SINGAPORE – A new university, a third medical school, collaboration with an Ivy League institution and the debate over mother tongue languages.
These were some of Singapore’s main developments on the educational scene this year.
One innovative programme is the Campus Builder Programme, which gives early entrants to the Singapore University of Technology and Design (SUTD) a say in creating their ideal campus.
This includes giving feedback on classroom design, forming clubs and societies, even deciding on the food in the canteen.
Mr Toh Yong Cheng, 20, plans to pursue his interest in mathematics and systems engineering at SUTD and will also help out as a research technician under Professor Daniel Frey, co-director of the Singapore-MIT International Design Centre.
Said Mr Toh: “When we have our own ideas, we can suggest it to the professors … Maybe we’ll even make our own product, our own design even before we get into university.”
SUTD president Tom Magnanti said the university hopes to hire some 60 faculty members by 2012 and, over time, build this up to 350 to 400 faculty members, who will be involved in both teaching and research.
He said: “Universities are built on what we all call ‘flywheels’. You attract the best faculty, they attract the best students. You attract the best students, they attract the best faculty. And we hope we got the flywheel working.”
Also planned – student accommodation.
Professor Magnanti is intent on creating a strong campus culture, something he experienced at the Massachusetts Institute of Technology (MIT) in the United States where he was Dean of its School of Engineering.
He said: “There’s something special about MIT. You go there and you just feel the pulse of the place and you feel the enthusiasm. We want to replicate that at SUTD. “
SUTD, Singapore’s fourth publicly-funded university, is aiming to have 4,000 undergraduate students and 2,000 postgraduate students.
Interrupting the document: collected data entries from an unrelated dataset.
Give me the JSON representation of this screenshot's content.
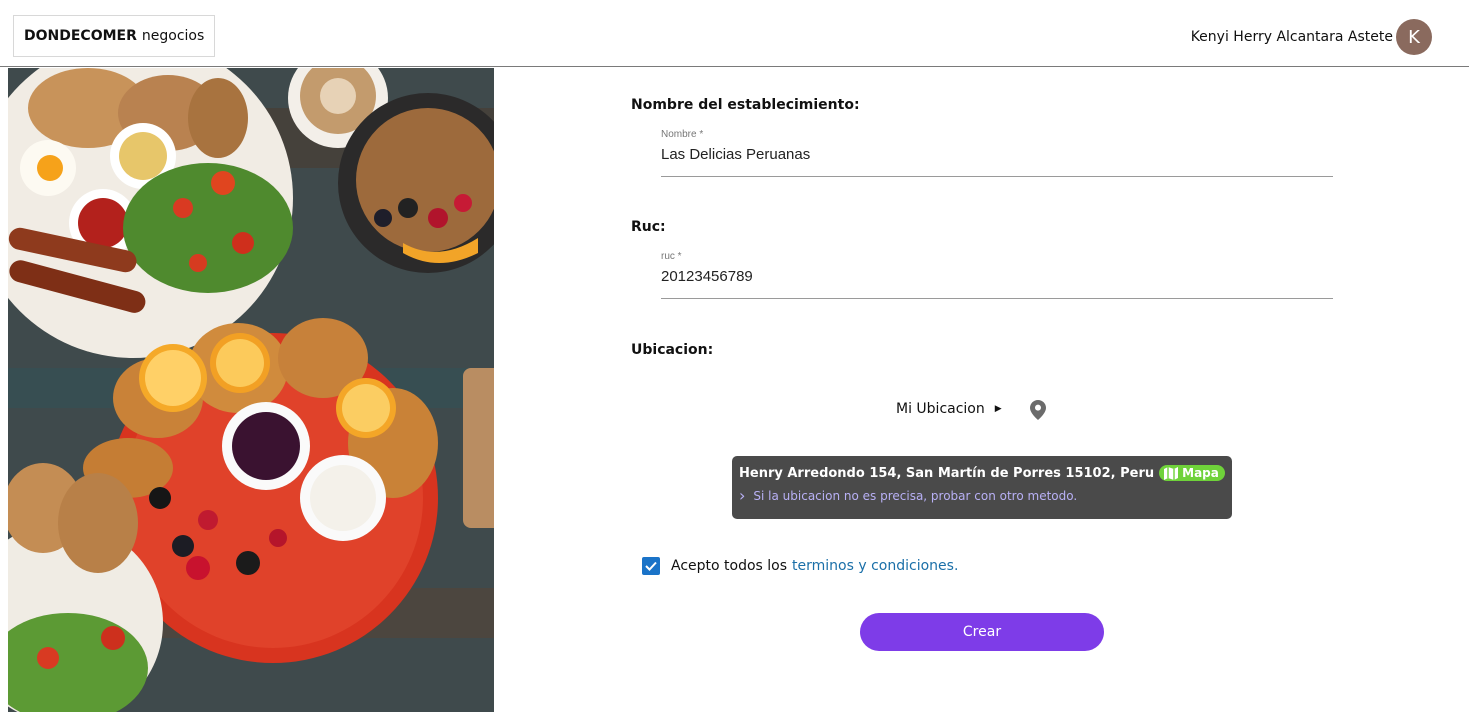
{
  "header": {
    "brand_bold": "DONDECOMER",
    "brand_light": "negocios",
    "user_name": "Kenyi Herry Alcantara Astete",
    "avatar_letter": "K"
  },
  "form": {
    "name_section": "Nombre del establecimiento:",
    "name_label": "Nombre *",
    "name_value": "Las Delicias Peruanas",
    "ruc_section": "Ruc:",
    "ruc_label": "ruc *",
    "ruc_value": "20123456789",
    "location_section": "Ubicacion:",
    "my_location": "Mi Ubicacion",
    "address": "Henry Arredondo 154, San Martín de Porres 15102, Peru",
    "map_label": "Mapa",
    "alt_method": "Si la ubicacion no es precisa, probar con otro metodo.",
    "terms_prefix": "Acepto todos los",
    "terms_link": "terminos y condiciones.",
    "submit": "Crear"
  },
  "colors": {
    "primary_button": "#7e3ce8",
    "checkbox": "#1a73c8",
    "link": "#1a6fa8",
    "map_badge": "#6fd23a",
    "location_card": "#4a4a4a",
    "avatar": "#8a6a5e"
  },
  "icons": {
    "pin": "location-pin-icon",
    "map": "map-icon",
    "chevron": "chevron-right-icon",
    "caret": "caret-right-icon",
    "check": "check-icon"
  }
}
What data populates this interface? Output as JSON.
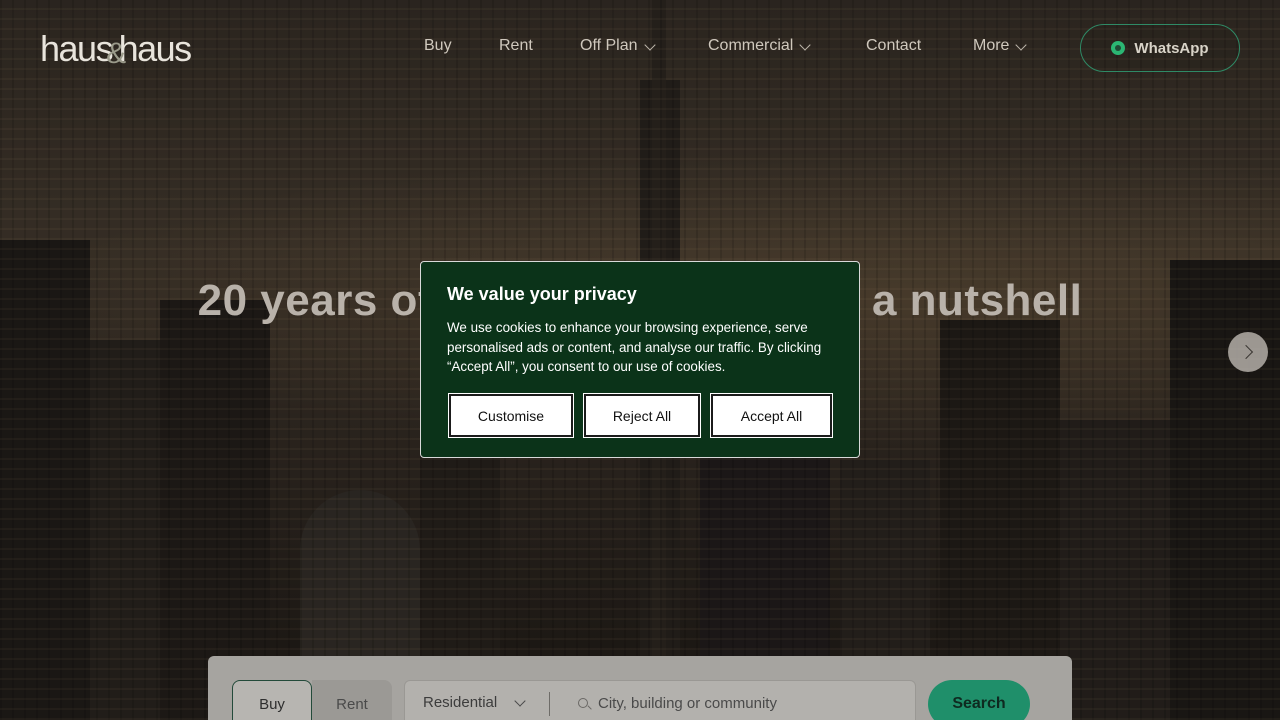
{
  "brand": {
    "logo_left": "haus",
    "logo_amp": "&",
    "logo_right": "haus"
  },
  "nav": {
    "items": [
      {
        "label": "Buy",
        "has_dropdown": false
      },
      {
        "label": "Rent",
        "has_dropdown": false
      },
      {
        "label": "Off Plan",
        "has_dropdown": true
      },
      {
        "label": "Commercial",
        "has_dropdown": true
      },
      {
        "label": "Contact",
        "has_dropdown": false
      },
      {
        "label": "More",
        "has_dropdown": true
      }
    ],
    "whatsapp_label": "WhatsApp"
  },
  "hero": {
    "title": "20 years of Dubai real estate in a nutshell",
    "next_icon": "chevron-right-icon"
  },
  "search": {
    "tabs": [
      "Buy",
      "Rent"
    ],
    "active_tab": "Buy",
    "property_type": "Residential",
    "location_placeholder": "City, building or community",
    "search_label": "Search"
  },
  "cookie_banner": {
    "title": "We value your privacy",
    "text": "We use cookies to enhance your browsing experience, serve personalised ads or content, and analyse our traffic. By clicking “Accept All”, you consent to our use of cookies.",
    "buttons": {
      "customise": "Customise",
      "reject": "Reject All",
      "accept": "Accept All"
    }
  },
  "colors": {
    "accent_green": "#1f8f6a",
    "cookie_bg": "#0b3319",
    "whatsapp_green": "#2bb673"
  }
}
Meanwhile, the National University of Singapore (NUS) is finalising its agreement with Yale University to start a liberal arts college, with details expected early next year.
It is also opening two of its four undergraduate residential blocks – which will hold 600 students each – at its new university town at Warren from August next year.
The NUS said its graduate residential complex, which has space for 1,700 students, will also be ready. The 19-hectare site will be fully completed by 2013.
As for the Nanyang Technological University, it has partnered the United Kingdom’s Imperial College to set up Singapore’s third medical school.
The school will open in 2013, with an initial intake of about 50 students, which is expected to grow to 150 over the next five years. There are more degree options as well for polytechnic graduates, in the form of the Singapore Institute of Technology.
The institute has partnered five foreign universities to offer courses ranging from the culinary arts to naval architecture.
In other education moves, more students in the Normal Academic stream can soon enter polytechnic, without sitting for the O-levels.
And a review of the teaching of Mother Tongue languages at the PSLE is underway.
Many had thought that the Education Ministry was reducing the weightage of the subject, sparking a spirited debate within the Chinese community.
Eventually, Prime Minister Lee Hsien Loong said there would be no cut to the weightage.
The review of mother tongue languages will be out early next year.